À la uneUQAMEntraide collective

Catherine Lamothe22 octobre 20132 min

Le regroupement des étudiants chrétiens de l’UQAM, le groupe IKTUS, a repris ses activités de cuisine collective le 19 octobre dernier. Si l’Université du peuple accueille déjà la cuisine populaire Ras-le-bol, ce projet du groupe IKTUS a pour but de favoriser l’intégration des étudiants étrangers.

Initié en collaboration avec le groupe Aliments d’ici, le projet de cuisine collective désire accueillir des étudiants de toutes origines ou confessions religieuses. «La plupart des participants s’inscrivent pour trouver un lieu de rencontre», croit le responsable du projet, Jorge Falla Luque. À son avis, certains étudiants cherchent aussi à découvrir la cuisine internationale. «Comme ils proviennent souvent de cultures différentes, les étudiants ont des connaissances culinaires propres à leurs origines, mais on veut aussi leur apprendre certaines coutumes du Québec», ajoute le responsable d’IKTUS, Gervais Nsabinama.

Dès la fin octobre, un groupe de cinq à huit étudiants se réunira aux deux semaines pour échanger, partager des connaissances culinaires et confectionner des plats sains.
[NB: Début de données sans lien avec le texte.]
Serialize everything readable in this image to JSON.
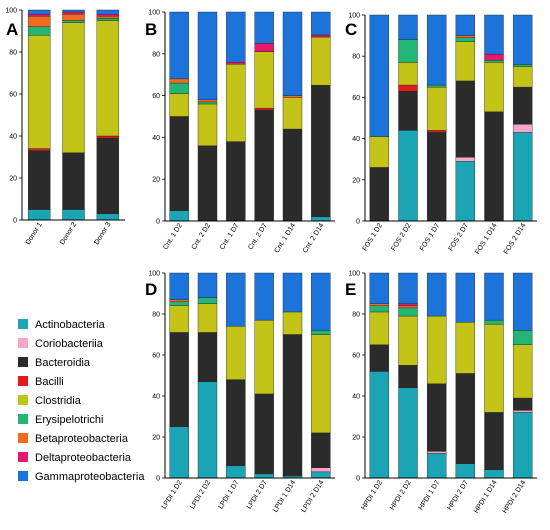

Durant les rencontres, tous les participants sont invités à donner leurs idées de repas, et lorsqu’une recette est adoptée, les étudiants se partagent les achats et les tâches. «Il n’y jamais plus de huit étudiants à la fois, donc nos cuisines collectives demandent moins de planification, se réjouit Jorge Falla Luque. Les étudiants n’ont pas besoin de se rencontrer plusieurs fois pour tout organiser.»

À son avis, la cuisine collective d’IKTUS a l’avantage d’être économique pour les participants. «La cotisation est de 3$ et l’étudiant revient chez lui avec plusieurs portions, qui vont lui permettre de manger pendant une ou deux semaines», soutient Gervais Nsabinama. Il mentionne que les étudiants bénéficient souvent de peu de temps entre les cours et les travaux pour faire les courses ou pour cuisiner à la maison. «La cuisine collective leur apporte une aide précieuse», souligne-t-il.

À court de nouveaux venus

Jorge Falla Luque et Gervais Nsabinama admettent tous deux que cette nouvelle année est cependant plus laborieuse quant au recrutement des participants. «On a très peu de monde cet automne, concède Jorge Falla Luque. On a réussi à ouvrir seulement un groupe de cuisine collective». L’an dernier, le groupe IKTUS a réussi à mettre sur pied trois groupes de cuisine. «Il y a aussi une question d’emploi du temps, déplore Gervais Nsabinama. C’est difficile de répondre aux disponibilités de tout le monde.»

Malgré tout, l’UQAM a renouvelé le projet de cuisine collective pour une troisième année sans sourciller. «L’Université nous a toujours appuyés puisque notre activité concerne les étudiants en difficulté», assure Jorge Falla Luca. Les cuisines collectives se tiennent aux 15 jours le samedi, de 14 heures à 18 heures.